Formerly a teacher, trade union member, and representative for the teaching union NASUWT, Gullis is now the Tory MP for Stoke-on-Trent.

He attacked the joint NEU general secretaries Kevin Courtney and Mary Bousted when speaking to TalkTV on Monday, hours before union members announce the results of their strike ballots.

He dubbed the NEU the “Not Education Union” before getting personal.

Gullis said: ″Commie Courtney and Bolshevik Bousted have been working hard, desperately getting their strike that they’ve been so keen for because they’re Labour Party members, they’re Labour Party agitators who want to make sure they bring the Conservative government, and get an early general election.”

The NEU is the UK’s largest education union with 450,000 members. On its website, it says it does not affiliate to and does not financially support any political party, supposedly making it the largest unaffiliated union in the UK.

The Conservatives have tried to associate the Labour Party with the public sector strike action in recent months.

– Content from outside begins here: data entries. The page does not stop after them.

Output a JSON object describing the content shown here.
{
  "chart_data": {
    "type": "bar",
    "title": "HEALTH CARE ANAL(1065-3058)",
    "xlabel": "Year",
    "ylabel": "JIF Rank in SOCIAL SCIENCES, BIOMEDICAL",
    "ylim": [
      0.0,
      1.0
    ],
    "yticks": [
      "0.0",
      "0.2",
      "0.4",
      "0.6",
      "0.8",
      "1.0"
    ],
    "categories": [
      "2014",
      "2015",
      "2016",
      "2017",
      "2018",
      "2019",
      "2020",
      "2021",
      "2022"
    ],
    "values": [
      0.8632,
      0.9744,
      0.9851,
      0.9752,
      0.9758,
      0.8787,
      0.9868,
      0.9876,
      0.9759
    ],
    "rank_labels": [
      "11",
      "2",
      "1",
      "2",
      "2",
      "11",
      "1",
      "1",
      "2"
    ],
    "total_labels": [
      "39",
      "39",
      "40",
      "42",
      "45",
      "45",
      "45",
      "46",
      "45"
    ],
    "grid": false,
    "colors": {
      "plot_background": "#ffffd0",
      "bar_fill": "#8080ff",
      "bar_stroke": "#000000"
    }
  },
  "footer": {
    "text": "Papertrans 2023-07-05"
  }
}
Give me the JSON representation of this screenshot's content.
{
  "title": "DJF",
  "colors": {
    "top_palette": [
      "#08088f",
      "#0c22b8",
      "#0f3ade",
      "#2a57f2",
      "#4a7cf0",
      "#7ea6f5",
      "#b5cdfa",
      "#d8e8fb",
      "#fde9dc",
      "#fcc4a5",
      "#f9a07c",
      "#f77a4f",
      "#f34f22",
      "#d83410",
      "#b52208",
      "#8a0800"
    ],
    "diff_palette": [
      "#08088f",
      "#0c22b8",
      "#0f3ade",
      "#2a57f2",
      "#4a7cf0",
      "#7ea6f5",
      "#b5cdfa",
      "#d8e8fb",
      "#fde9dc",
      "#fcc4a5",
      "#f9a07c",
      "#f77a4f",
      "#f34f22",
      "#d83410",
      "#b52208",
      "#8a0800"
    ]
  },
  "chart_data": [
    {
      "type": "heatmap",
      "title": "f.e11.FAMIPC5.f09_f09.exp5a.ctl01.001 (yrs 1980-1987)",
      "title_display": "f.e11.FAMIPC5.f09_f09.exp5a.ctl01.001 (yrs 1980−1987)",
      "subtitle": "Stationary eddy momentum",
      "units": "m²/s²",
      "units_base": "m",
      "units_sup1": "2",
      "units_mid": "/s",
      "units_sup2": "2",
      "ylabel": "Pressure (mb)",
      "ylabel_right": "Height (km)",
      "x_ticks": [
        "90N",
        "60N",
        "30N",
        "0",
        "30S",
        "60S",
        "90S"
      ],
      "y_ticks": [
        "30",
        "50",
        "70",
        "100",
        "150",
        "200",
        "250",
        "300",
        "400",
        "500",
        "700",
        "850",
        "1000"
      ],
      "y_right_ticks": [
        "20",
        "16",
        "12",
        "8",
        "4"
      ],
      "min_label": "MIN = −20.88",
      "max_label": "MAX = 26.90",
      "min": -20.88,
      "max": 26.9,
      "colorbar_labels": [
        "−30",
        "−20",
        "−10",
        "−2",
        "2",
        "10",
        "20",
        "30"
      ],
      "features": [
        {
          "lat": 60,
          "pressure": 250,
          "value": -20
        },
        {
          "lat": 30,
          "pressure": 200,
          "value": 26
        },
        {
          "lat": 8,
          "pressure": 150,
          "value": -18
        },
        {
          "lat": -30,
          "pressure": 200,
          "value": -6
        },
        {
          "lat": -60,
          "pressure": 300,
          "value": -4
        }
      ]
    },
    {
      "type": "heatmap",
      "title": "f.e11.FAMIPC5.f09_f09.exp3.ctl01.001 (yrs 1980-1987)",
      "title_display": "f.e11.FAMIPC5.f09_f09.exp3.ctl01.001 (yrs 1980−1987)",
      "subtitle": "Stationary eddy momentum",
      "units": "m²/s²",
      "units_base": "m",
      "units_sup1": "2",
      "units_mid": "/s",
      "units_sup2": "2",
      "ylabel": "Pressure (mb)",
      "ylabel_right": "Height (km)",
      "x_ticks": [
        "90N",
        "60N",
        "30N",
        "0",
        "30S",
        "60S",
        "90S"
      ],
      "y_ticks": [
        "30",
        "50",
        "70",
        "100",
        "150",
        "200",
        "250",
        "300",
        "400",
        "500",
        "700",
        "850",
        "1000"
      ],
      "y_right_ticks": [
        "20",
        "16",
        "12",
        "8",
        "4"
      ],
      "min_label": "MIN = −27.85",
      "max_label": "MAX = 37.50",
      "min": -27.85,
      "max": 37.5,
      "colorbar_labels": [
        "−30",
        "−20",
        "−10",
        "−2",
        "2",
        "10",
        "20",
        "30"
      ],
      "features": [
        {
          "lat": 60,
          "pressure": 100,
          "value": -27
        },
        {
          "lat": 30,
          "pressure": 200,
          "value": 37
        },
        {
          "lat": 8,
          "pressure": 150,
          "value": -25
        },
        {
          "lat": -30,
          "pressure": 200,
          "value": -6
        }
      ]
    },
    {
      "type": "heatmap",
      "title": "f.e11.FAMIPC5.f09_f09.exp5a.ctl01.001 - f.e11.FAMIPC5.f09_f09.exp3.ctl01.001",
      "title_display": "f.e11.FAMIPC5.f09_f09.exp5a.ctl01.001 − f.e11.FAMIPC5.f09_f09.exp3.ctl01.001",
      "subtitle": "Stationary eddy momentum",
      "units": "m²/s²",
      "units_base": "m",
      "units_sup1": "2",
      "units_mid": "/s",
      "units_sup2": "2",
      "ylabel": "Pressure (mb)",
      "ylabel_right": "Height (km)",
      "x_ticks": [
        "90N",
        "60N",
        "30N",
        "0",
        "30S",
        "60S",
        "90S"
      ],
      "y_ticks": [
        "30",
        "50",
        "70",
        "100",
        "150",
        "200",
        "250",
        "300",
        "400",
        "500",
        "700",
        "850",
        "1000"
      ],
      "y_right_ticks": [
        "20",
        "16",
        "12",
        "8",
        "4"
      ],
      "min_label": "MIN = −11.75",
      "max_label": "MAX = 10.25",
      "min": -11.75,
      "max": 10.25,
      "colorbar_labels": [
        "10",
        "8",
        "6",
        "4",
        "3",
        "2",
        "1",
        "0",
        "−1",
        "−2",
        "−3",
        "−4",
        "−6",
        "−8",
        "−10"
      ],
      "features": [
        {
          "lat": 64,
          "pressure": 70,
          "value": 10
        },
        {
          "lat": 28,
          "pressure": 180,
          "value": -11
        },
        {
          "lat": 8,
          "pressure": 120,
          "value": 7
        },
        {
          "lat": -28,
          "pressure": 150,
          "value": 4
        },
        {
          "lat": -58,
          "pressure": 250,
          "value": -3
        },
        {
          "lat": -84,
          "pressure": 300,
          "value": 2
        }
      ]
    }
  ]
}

Labour has promised to oppose the government’s proposed legislation which would restrict the ability to strike for those in the public sector, but leader Keir Starmer has repeatedly refused to back the striking employees.

In July, he sacked his own shadow transport minister Sam Tarry for joining the picket line with rail workers.

While criticising potential strike action, Gullis suggested that the main problem with teaching was the workload.

He suggested should be more conversation around managing that – because teaching is “not a badly paid profession”.

Gullis claimed that when he left teaching he was on £50,000 when he was in a middle leadership role.

Talk TV host Julia Hartley-Brewer then claimed that many NEU members were “political activists, they’d go out to strike at the drop of a hat”, while Gullis nodded in agreement.

The Tory backbencher, who was an education minister briefly under Liz Truss, also said he didn’t think teachers should be striking because the priority needs to be pupils and parents.

This isn’t the first time Gullis has targeted those leading the teaching unions.

He told the Commons last week: “I am very worried about seeing teachers going on strike because it’s the pupils that will suffer the most, particularly disadvantages pupils from areas like Stoke-on-Trent North, Kesgrave and so on.

“And while I am a huge admirer of the incredible work teachers do, they are sadly being cajoled by baron bosses in unions like the Not Education Union, led by Bolshevik Bousted and Commie Courtney, with their Labour mates to force teachers out of the classes and make sure that kids continue to suffer.

“What can we do to make sure pupils will not be victims any further?”